Niemals hätte ich früher gedacht, dass Radfahren so viel Spaß machen kann.
Und somit stand die Entscheidung fest, als ich nach der Seeumrundung wieder am Ausgangspunkt ankam…….: Nochmaaaaaal!!!!!
Ich fuhr also einfach noch einmal um den kompletten Maschsee und erst danach wieder nach Hause. Somit standen am Ende des Tages die satten 30 Kilometer auf der Uhr und ich fühlte mich herrlich. Ich glaube, so ähnlich fühlt sich ein Gefängnisinsasse bei der Entlassung.
(sorry, eigentlich sind die Bilder vertikal, aber hier stimmt technisch etwas nicht)
Nach etwa 2 Wochen wagten wir schon die erste größere Radtour und fuhren zum Benther Berg am Rande des Deister. Hin und zurück waren das insgesamt über 45 Kilometer.


Diese Tour war zwar sehr anstrengend, hat aber unglaublich gut getan.
Mittlerweile versuche ich, täglich zu fahren und auch weitere große Touren sind geplant.

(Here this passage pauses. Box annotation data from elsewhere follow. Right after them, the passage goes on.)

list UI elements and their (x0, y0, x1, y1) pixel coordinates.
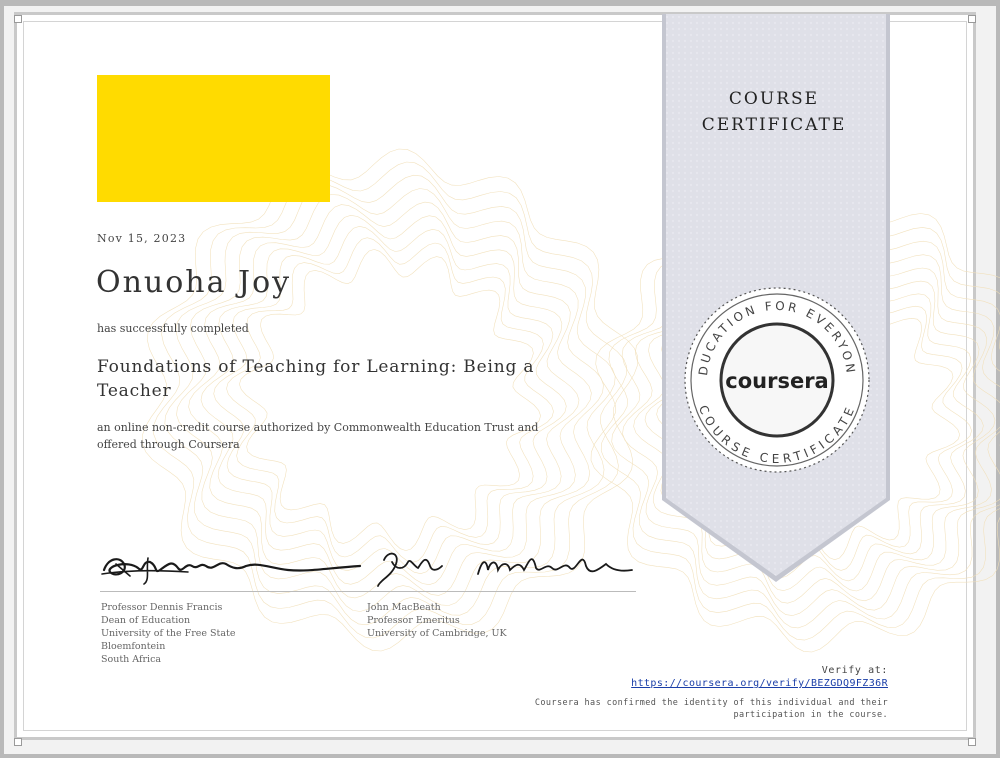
ribbon-title-line2: CERTIFICATE (701, 115, 847, 135)
issue-date: Nov 15, 2023 (97, 232, 187, 245)
completed-text: has successfully completed (97, 322, 249, 335)
verify-note: Coursera has confirmed the identity of t… (535, 697, 888, 721)
course-description: an online non-credit course authorized b… (97, 421, 539, 451)
ribbon-title: COURSE CERTIFICATE (661, 86, 887, 138)
signatory-city: Bloemfontein (101, 641, 166, 652)
signature-john-macbeath (377, 552, 633, 587)
signatory-name: John MacBeath (367, 602, 441, 613)
verify-link[interactable]: https://coursera.org/verify/BEZGDQ9FZ36R (535, 678, 888, 689)
signatory-1: Professor Dennis Francis Dean of Educati… (101, 601, 235, 666)
signature-dennis-francis (101, 557, 362, 585)
verification-block: Verify at: https://coursera.org/verify/B… (535, 665, 888, 721)
signatory-org: University of the Free State (101, 628, 236, 639)
recipient-name: Onuoha Joy (96, 265, 292, 300)
signatory-name: Professor Dennis Francis (101, 602, 223, 613)
partner-logo-placeholder (97, 75, 330, 202)
verify-note-line1: Coursera has confirmed the identity of t… (534, 698, 888, 708)
verify-label: Verify at: (821, 665, 888, 676)
seal-brand: coursera (725, 369, 828, 393)
signature-line (100, 591, 636, 592)
signatory-2: John MacBeath Professor Emeritus Univers… (367, 601, 507, 640)
signatory-role: Dean of Education (101, 615, 191, 626)
course-title: Foundations of Teaching for Learning: Be… (97, 357, 535, 401)
verify-note-line2: participation in the course. (733, 710, 888, 720)
signatory-role: Professor Emeritus (367, 615, 460, 626)
coursera-seal: EDUCATION FOR EVERYONE COURSE CERTIFICAT… (677, 280, 870, 473)
ribbon-title-line1: COURSE (728, 89, 820, 109)
signatory-country: South Africa (101, 654, 162, 665)
signatory-org: University of Cambridge, UK (367, 628, 507, 639)
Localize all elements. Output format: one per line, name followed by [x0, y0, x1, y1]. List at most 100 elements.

Und auch gesundheitlich bemerke ich jetzt schon den Mehrwert. Ich habe 6 Kilo abgenommen und werde oft angesprochen, ich würde viel frischer aussehen. Außerdem scheint der gelähmte linke Fuß so langsam ein bisschen „aufzuwachen. Die ständige Bewegung durch das Fahrradpedal scheint eine therapeutische Wirkung zu haben und tatsächlich konnte ich eines Tages den ganzen Fuß etwas bewegen. Ich bin nun gespannt und voller Hoffnung, dass das Radfahren über Jahre vielleicht eine so große Wirkung auf den Fuß haben könnte, dass die Fußheber-Funktion wieder möglich wird und somit vielleicht wieder ein völlig normales laufen. drückt mir die Daumen.